If a word contains an adjacent pair $aa^{-1}$, evaluating that pair in $G$ gives
\begin{align*}
\tilde{f}(a)\tilde{f}(a^{-1})=1_G.
\end{align*}
Therefore deleting adjacent inverse pairs does not change the value of the product in $G$. Hence for every word $w\in W(A)$,
\begin{align*}
\bar{f}(R(w))=\tilde{f}(a_1)\cdots \tilde{f}(a_n),
\end{align*}
where $w=(a_1,\dots,a_n)$.
Now let $u,v\in F(S)$. Since $u\cdot v=R(uv)$ and reduction does not change evaluation in $G$,
\begin{align*}
\bar{f}(u\cdot v)
&=\bar{f}(R(uv))\\
&=\bar{f}(u)\bar{f}(v).
\end{align*}
Thus $\bar{f}:F(S)\to G$ is a group homomorphism. For each $s\in S$,
\begin{align*}
\bar{f}(\iota(s))=\bar{f}(((s,1)))=f(s),
\end{align*}
so $\bar{f}\circ\iota=f$.
[/step]
[step:Prove uniqueness of the extension]
Let $\varphi:F(S)\to G$ be a group homomorphism satisfying $\varphi\circ\iota=f$. We prove that $\varphi=\bar{f}$.
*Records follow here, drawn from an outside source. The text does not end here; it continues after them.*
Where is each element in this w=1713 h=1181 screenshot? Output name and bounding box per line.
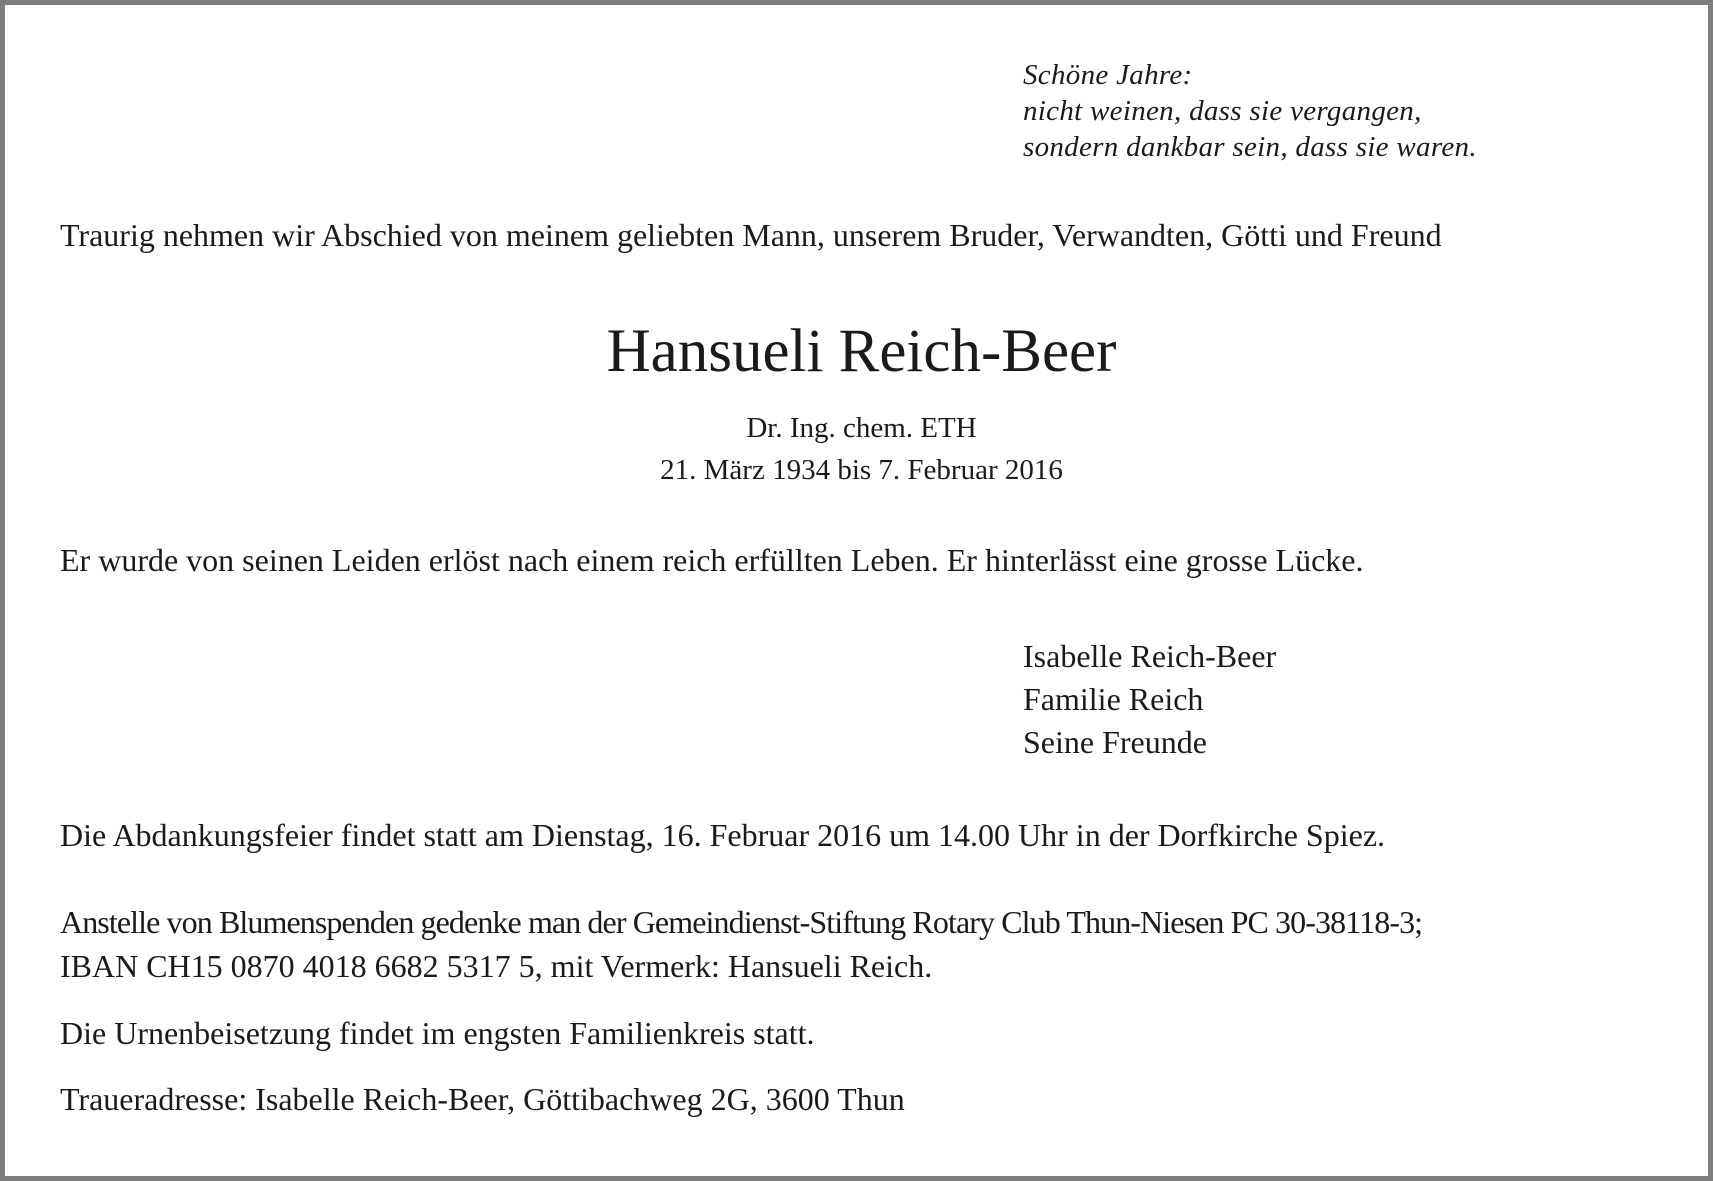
donation-line: Anstelle von Blumenspenden gedenke man der Gemeindienst-Stiftung Rotary Club Thun-Niesen PC 30-38118-3; — [60, 904, 1423, 940]
motto-line: nicht weinen, dass sie vergangen, — [1023, 95, 1422, 127]
signatory: Seine Freunde — [1023, 724, 1207, 760]
address-text: Traueradresse: Isabelle Reich-Beer, Göttibachweg 2G, 3600 Thun — [60, 1081, 905, 1117]
deceased-name: Hansueli Reich-Beer — [606, 318, 1117, 385]
donation-line: IBAN CH15 0870 4018 6682 5317 5, mit Vermerk: Hansueli Reich. — [60, 948, 933, 984]
motto-line: Schöne Jahre: — [1023, 59, 1193, 91]
urn-text: Die Urnenbeisetzung findet im engsten Familienkreis statt. — [60, 1015, 815, 1051]
donation-text — [60, 900, 1422, 988]
deceased-dates: 21. März 1934 bis 7. Februar 2016 — [660, 454, 1063, 486]
motto-quote — [1023, 57, 1477, 165]
statement-text: Er wurde von seinen Leiden erlöst nach einem reich erfüllten Leben. Er hinterlässt eine grosse Lücke. — [60, 542, 1364, 578]
intro-text: Traurig nehmen wir Abschied von meinem geliebten Mann, unserem Bruder, Verwandten, Götti und Freund — [60, 217, 1442, 253]
signatories — [1023, 635, 1276, 764]
ceremony-text: Die Abdankungsfeier findet statt am Dienstag, 16. Februar 2016 um 14.00 Uhr in der Dorfkirche Spiez. — [60, 817, 1386, 853]
signatory: Familie Reich — [1023, 681, 1204, 717]
deceased-title: Dr. Ing. chem. ETH — [746, 412, 977, 444]
signatory: Isabelle Reich-Beer — [1023, 638, 1277, 674]
motto-line: sondern dankbar sein, dass sie waren. — [1023, 131, 1477, 163]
Let $u=(a_1,\dots,a_n)\in F(S)$ be a reduced word. For each $1\le i\le n$, write $a_i=(s_i,\epsilon_i)$ with $s_i\in S$ and $\epsilon_i\in\{1,-1\}$. Since $\iota(s_i)=((s_i,1))$, we have
\begin{align*}
((s_i,-1))=\iota(s_i)^{-1}
\end{align*}
inside the group $F(S)$. Therefore
\begin{align*}
u=\iota(s_1)^{\epsilon_1}\iota(s_2)^{\epsilon_2}\cdots \iota(s_n)^{\epsilon_n}
\end{align*}
in $F(S)$, where exponent $1$ means the element itself and exponent $-1$ means the inverse element.
Using that $\varphi$ is a group homomorphism and that $\varphi(\iota(s_i))=f(s_i)$, we get
\begin{align*}
\varphi(u)
&=\varphi(\iota(s_1))^{\epsilon_1}\varphi(\iota(s_2))^{\epsilon_2}\cdots \varphi(\iota(s_n))^{\epsilon_n}\\
&=f(s_1)^{\epsilon_1}f(s_2)^{\epsilon_2}\cdots f(s_n)^{\epsilon_n}\\
&=\bar{f}(u).
\end{align*}
Since $u\in F(S)$ was arbitrary, $\varphi=\bar{f}$. Hence the homomorphism extending $f$ is unique, and $(F(S),\iota)$ satisfies the [universal property of the free group](/theorems/1900) on $S$.
[/step]